The managers of a brokerage firm are interested in finding out if the number of new clients a broker brings into the firm affects the sales generated by the broker. They sample 12 brokers and determine the number of new clients they have enrolled in the last year and their sales amounts in thousands of dollars. These data are presented in the table that follows.
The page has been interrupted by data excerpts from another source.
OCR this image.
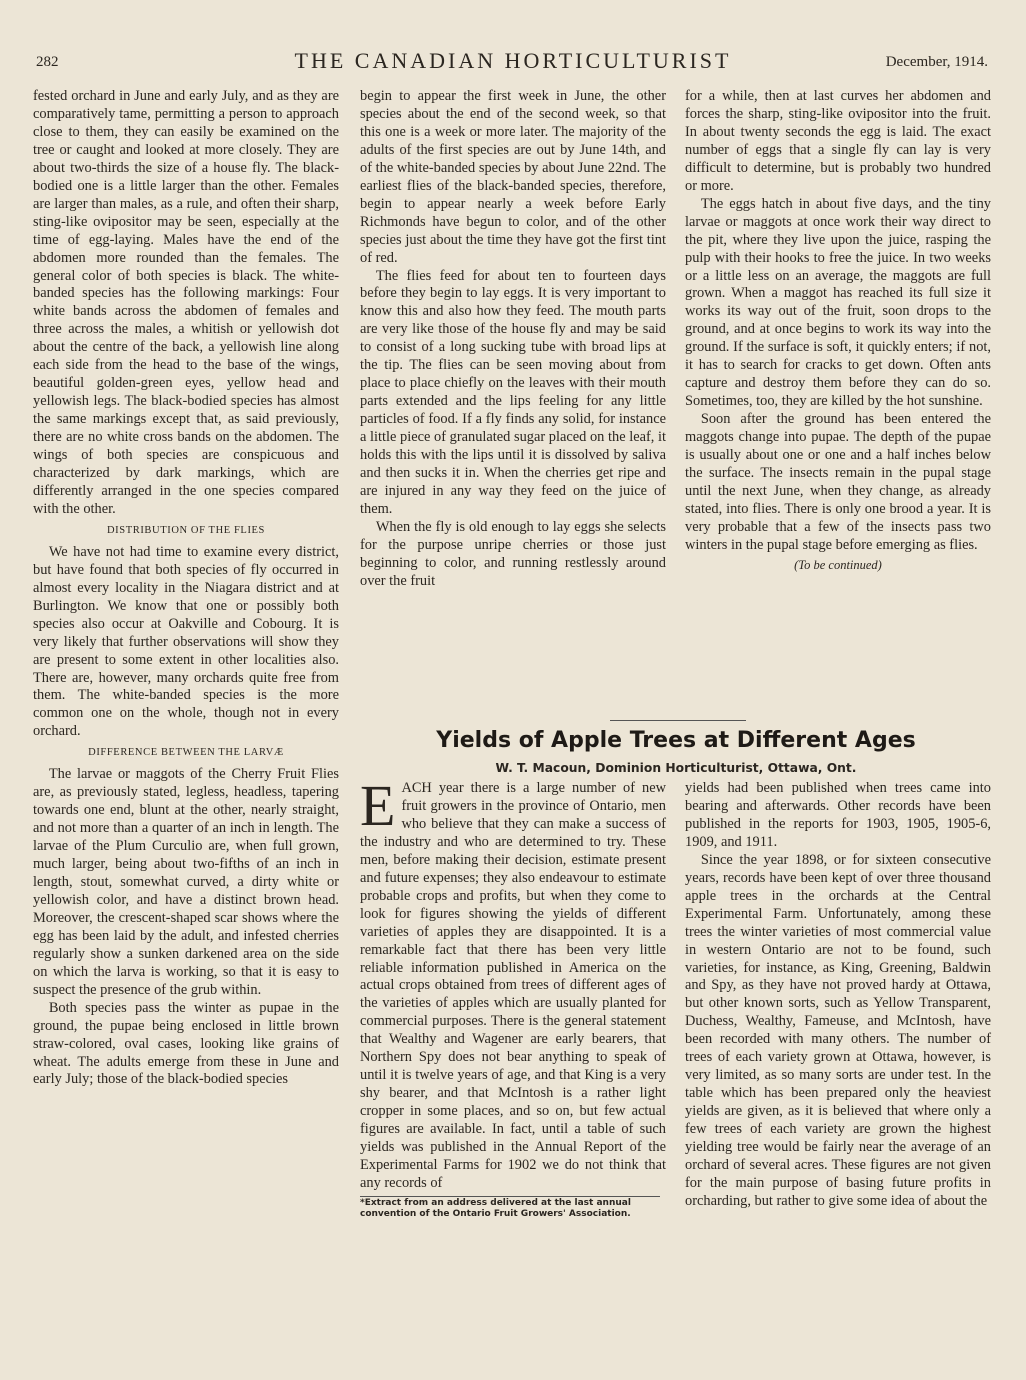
282	THE CANADIAN HORTICULTURIST	December, 1914.

fested orchard in June and early July, and as they are comparatively tame, permitting a person to approach close to them, they can easily be examined on the tree or caught and looked at more closely. They are about two-thirds the size of a house fly. The black-bodied one is a little larger than the other. Females are larger than males, as a rule, and often their sharp, sting-like ovipositor may be seen, especially at the time of egg-laying. Males have the end of the abdomen more rounded than the females. The general color of both species is black. The white-banded species has the following markings: Four white bands across the abdomen of females and three across the males, a whitish or yellowish dot about the centre of the back, a yellowish line along each side from the head to the base of the wings, beautiful golden-green eyes, yellow head and yellowish legs. The black-bodied species has almost the same markings except that, as said previously, there are no white cross bands on the abdomen. The wings of both species are conspicuous and characterized by dark markings, which are differently arranged in the one species compared with the other.

DISTRIBUTION OF THE FLIES

We have not had time to examine every district, but have found that both species of fly occurred in almost every locality in the Niagara district and at Burlington. We know that one or possibly both species also occur at Oakville and Cobourg. It is very likely that further observations will show they are present to some extent in other localities also. There are, however, many orchards quite free from them. The white-banded species is the more common one on the whole, though not in every orchard.

DIFFERENCE BETWEEN THE LARVÆ

The larvae or maggots of the Cherry Fruit Flies are, as previously stated, legless, headless, tapering towards one end, blunt at the other, nearly straight, and not more than a quarter of an inch in length. The larvae of the Plum Curculio are, when full grown, much larger, being about two-fifths of an inch in length, stout, somewhat curved, a dirty white or yellowish color, and have a distinct brown head. Moreover, the crescent-shaped scar shows where the egg has been laid by the adult, and infested cherries regularly show a sunken darkened area on the side on which the larva is working, so that it is easy to suspect the presence of the grub within.

Both species pass the winter as pupae in the ground, the pupae being enclosed in little brown straw-colored, oval cases, looking like grains of wheat. The adults emerge from these in June and early July; those of the black-bodied species

begin to appear the first week in June, the other species about the end of the second week, so that this one is a week or more later. The majority of the adults of the first species are out by June 14th, and of the white-banded species by about June 22nd. The earliest flies of the black-banded species, therefore, begin to appear nearly a week before Early Richmonds have begun to color, and of the other species just about the time they have got the first tint of red.

The flies feed for about ten to fourteen days before they begin to lay eggs. It is very important to know this and also how they feed. The mouth parts are very like those of the house fly and may be said to consist of a long sucking tube with broad lips at the tip. The flies can be seen moving about from place to place chiefly on the leaves with their mouth parts extended and the lips feeling for any little particles of food. If a fly finds any solid, for instance a little piece of granulated sugar placed on the leaf, it holds this with the lips until it is dissolved by saliva and then sucks it in. When the cherries get ripe and are injured in any way they feed on the juice of them.

When the fly is old enough to lay eggs she selects for the purpose unripe cherries or those just beginning to color, and running restlessly around over the fruit

for a while, then at last curves her abdomen and forces the sharp, sting-like ovipositor into the fruit. In about twenty seconds the egg is laid. The exact number of eggs that a single fly can lay is very difficult to determine, but is probably two hundred or more.

The eggs hatch in about five days, and the tiny larvae or maggots at once work their way direct to the pit, where they live upon the juice, rasping the pulp with their hooks to free the juice. In two weeks or a little less on an average, the maggots are full grown. When a maggot has reached its full size it works its way out of the fruit, soon drops to the ground, and at once begins to work its way into the ground. If the surface is soft, it quickly enters; if not, it has to search for cracks to get down. Often ants capture and destroy them before they can do so. Sometimes, too, they are killed by the hot sunshine.

Soon after the ground has been entered the maggots change into pupae. The depth of the pupae is usually about one or one and a half inches below the surface. The insects remain in the pupal stage until the next June, when they change, as already stated, into flies. There is only one brood a year. It is very probable that a few of the insects pass two winters in the pupal stage before emerging as flies.

(To be continued)
Yields of Apple Trees at Different Ages
W. T. Macoun, Dominion Horticulturist, Ottawa, Ont.

EACH year there is a large number of new fruit growers in the province of Ontario, men who believe that they can make a success of the industry and who are determined to try. These men, before making their decision, estimate present and future expenses; they also endeavour to estimate probable crops and profits, but when they come to look for figures showing the yields of different varieties of apples they are disappointed. It is a remarkable fact that there has been very little reliable information published in America on the actual crops obtained from trees of different ages of the varieties of apples which are usually planted for commercial purposes. There is the general statement that Wealthy and Wagener are early bearers, that Northern Spy does not bear anything to speak of until it is twelve years of age, and that King is a very shy bearer, and that McIntosh is a rather light cropper in some places, and so on, but few actual figures are available. In fact, until a table of such yields was published in the Annual Report of the Experimental Farms for 1902 we do not think that any records of

*Extract from an address delivered at the last annual convention of the Ontario Fruit Growers' Association.

yields had been published when trees came into bearing and afterwards. Other records have been published in the reports for 1903, 1905, 1905-6, 1909, and 1911.

Since the year 1898, or for sixteen consecutive years, records have been kept of over three thousand apple trees in the orchards at the Central Experimental Farm. Unfortunately, among these trees the winter varieties of most commercial value in western Ontario are not to be found, such varieties, for instance, as King, Greening, Baldwin and Spy, as they have not proved hardy at Ottawa, but other known sorts, such as Yellow Transparent, Duchess, Wealthy, Fameuse, and McIntosh, have been recorded with many others. The number of trees of each variety grown at Ottawa, however, is very limited, as so many sorts are under test. In the table which has been prepared only the heaviest yields are given, as it is believed that where only a few trees of each variety are grown the highest yielding tree would be fairly near the average of an orchard of several acres. These figures are not given for the main purpose of basing future profits in orcharding, but rather to give some idea of about the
To calculate \( S_{xy} \), which is the covariance between the number of clients and the sales generated, we first need to find the necessary components, including the mean (average) of the clients and sales. The formula for \( S_{xy} \) is:

\[ S_{xy} = \sum{(X_i - \bar{X})(Y_i - \bar{Y})} \]

where:

• \( X_i \) is the number of clients for each broker,
• \( Y_i \) is the sales for each broker,
• \( \bar{X} \) is the mean number of clients,
• \( \bar{Y} \) is the mean sales.

Step 1: Calculate the means

1. Calculate the mean number of clients (\( \bar{X} \)):

\[ \bar{X} = \frac{\text{Total Clients}}{n} = \frac{27 + 11 + 42 + 33 + 15 + 15 + 25 + 36 + 28 + 30 + 17 + 22}{12} \]

Calculating the total:

\[ \text{Total Clients} = 27 + 11 + 42 + 33 + 15 + 15 + 25 + 36 + 28 + 30 + 17 + 22 = 392 \]

So,

\[ \bar{X} = \frac{392}{12} \approx 32.67 \]
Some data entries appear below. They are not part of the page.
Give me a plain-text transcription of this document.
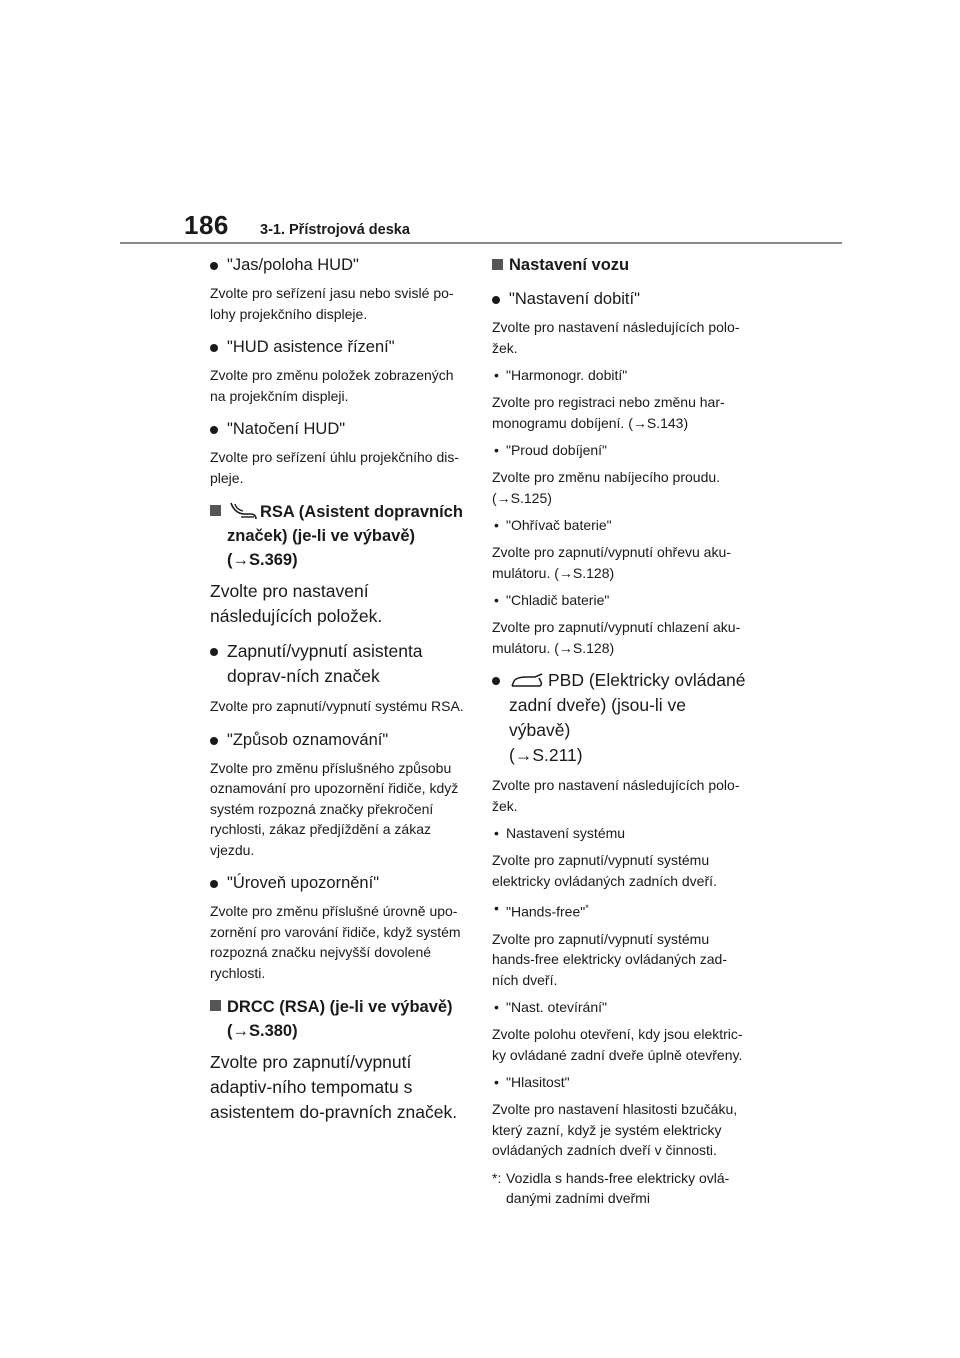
186	3-1. Přístrojová deska
"Jas/poloha HUD"
Zvolte pro seřízení jasu nebo svislé po-lohy projekčního displeje.
"HUD asistence řízení"
Zvolte pro změnu položek zobrazených na projekčním displeji.
"Natočení HUD"
Zvolte pro seřízení úhlu projekčního dis-pleje.
RSA (Asistent dopravních
značek) (je-li ve výbavě)
(→S.369)
Zvolte pro nastavení následujících položek.
Zapnutí/vypnutí asistenta doprav-ních značek
Zvolte pro zapnutí/vypnutí systému RSA.
"Způsob oznamování"
Zvolte pro změnu příslušného způsobu oznamování pro upozornění řidiče, když systém rozpozná značky překročení rychlosti, zákaz předjíždění a zákaz vjezdu.
"Úroveň upozornění"
Zvolte pro změnu příslušné úrovně upo-zornění pro varování řidiče, když systém rozpozná značku nejvyšší dovolené rychlosti.
DRCC (RSA) (je-li ve výbavě)
(→S.380)
Zvolte pro zapnutí/vypnutí adaptiv-ního tempomatu s asistentem do-pravních značek.
Nastavení vozu
"Nastavení dobití"
Zvolte pro nastavení následujících polo-žek.
• "Harmonogr. dobití"
Zvolte pro registraci nebo změnu har-monogramu dobíjení. (→S.143)
• "Proud dobíjení"
Zvolte pro změnu nabíjecího proudu. (→S.125)
• "Ohřívač baterie"
Zvolte pro zapnutí/vypnutí ohřevu aku-mulátoru. (→S.128)
• "Chladič baterie"
Zvolte pro zapnutí/vypnutí chlazení aku-mulátoru. (→S.128)
PBD (Elektricky ovládané
zadní dveře) (jsou-li ve výbavě)
(→S.211)
Zvolte pro nastavení následujících polo-žek.
• Nastavení systému
Zvolte pro zapnutí/vypnutí systému elektricky ovládaných zadních dveří.
• "Hands-free"*
Zvolte pro zapnutí/vypnutí systému hands-free elektricky ovládaných zad-ních dveří.
• "Nast. otevírání"
Zvolte polohu otevření, kdy jsou elektric-ky ovládané zadní dveře úplně otevřeny.
• "Hlasitost"
Zvolte pro nastavení hlasitosti bzučáku, který zazní, když je systém elektricky ovládaných zadních dveří v činnosti.
*: Vozidla s hands-free elektricky ovlá-danými zadními dveřmi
2. Calculate the mean sales (\( \bar{Y} \)):

\[ \bar{Y} = \frac{\text{Total Sales}}{n} = \frac{52 + 37 + 64 + 55 + 29 + 34 + 58 + 59 + 44 + 48 + 31 + 38}{12} \]

Calculating the total:

\[ \text{Total Sales} = 52 + 37 + 64 + 55 + 29 + 34 + 58 + 59 + 44 + 48 + 31 + 38 = 489 \]

So,

\[ \bar{Y} = \frac{489}{12} \approx 40.75 \]
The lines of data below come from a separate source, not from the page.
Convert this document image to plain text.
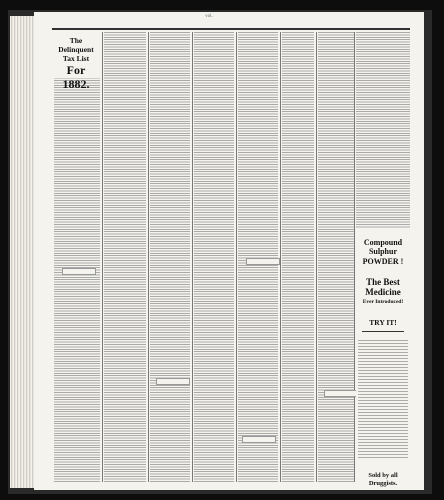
vol.
The Delinquent Tax List
For 1882.
Compound Sulphur
POWDER !
The Best Medicine
Ever Introduced!
TRY IT!
Sold by all Druggists.
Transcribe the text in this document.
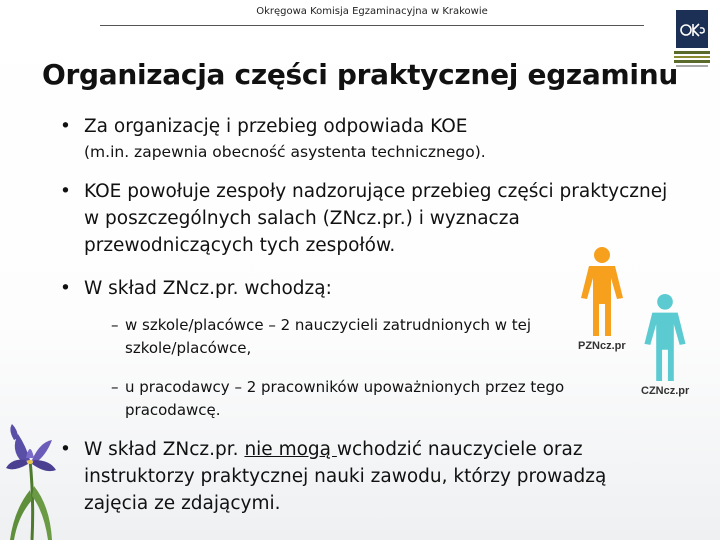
Okręgowa Komisja Egzaminacyjna w Krakowie
Organizacja części praktycznej egzaminu
• Za organizację i przebieg odpowiada KOE
(m.in. zapewnia obecność asystenta technicznego).
• KOE powołuje zespoły nadzorujące przebieg części praktycznej
w poszczególnych salach (ZNcz.pr.) i wyznacza
przewodniczących tych zespołów.
• W skład ZNcz.pr. wchodzą:
– w szkole/placówce – 2 nauczycieli zatrudnionych w tej
szkole/placówce,
– u pracodawcy – 2 pracowników upoważnionych przez tego
pracodawcę.
• W skład ZNcz.pr. nie mogą wchodzić nauczyciele oraz
instruktorzy praktycznej nauki zawodu, którzy prowadzą
zajęcia ze zdającymi.
PZNcz.pr
CZNcz.pr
Step 2: Calculate \( S_{xy} \)

Now we calculate \( S_{xy} \):

1. Find \( (X_i - \bar{X}) \) and \( (Y_i - \bar{Y}) \) for each broker, then compute the product:

| Broker | Clients (\(X_i\)) | Sales (\(Y_i\)) | \(X_i - \bar{X}\) | \(Y_i - \bar{Y}\) | \( (X_i - \bar{X})(Y_i - \bar{Y}) \) | |--------|------------------|-----------------|---------------------|---------------------|-------------------------------------| | 1 | 27 | 52 | -5.67 | 11.25 | -63.75 | | 2 | 11 | 37 | -21.67 | -3.75 | 81.26 | | 3 | 42 | 64 | 9.33 | 23.25 | 217.78 | | 4 | 33 | 55 | 0.33 | 14.25 | 4.69 | | 5 | 15 | 29 | -17.67 | -11.75 | 207.64 | | 6 | 15 | 34 | -17.67 | -6.75 | 119.69 | | 7 | 25 | 58 | -7.67 | 17.25 | -132.44 | | 8 | 36 | 59 | 3.33 | 18.25 | 60.83 | | 9 | 28 | 44 | -4.67 | 3.25 | -15.19 | | 10 | 30 | 48 | -2.67 | 7.25 | -19.38 | | 11 | 17 | 31 | -15.67 | -9.75 | 152.14 | | 12 | 22 | 38 | -10.67 | -2.75 | 29.33 |

Calculating the total of the last column:

\[ S_{xy} = -63.75 + 81.26 + 217.78 + 4.69 + 207.64 + 119.69 - 132.44 + 60.83 - 15.19 - 19.38 + 152.14 + 29.33 \] \[ S_{xy} \approx 327.48 \]

Conclusion

Therefore, the value of \( S_{xy} \) is approximately 327.48.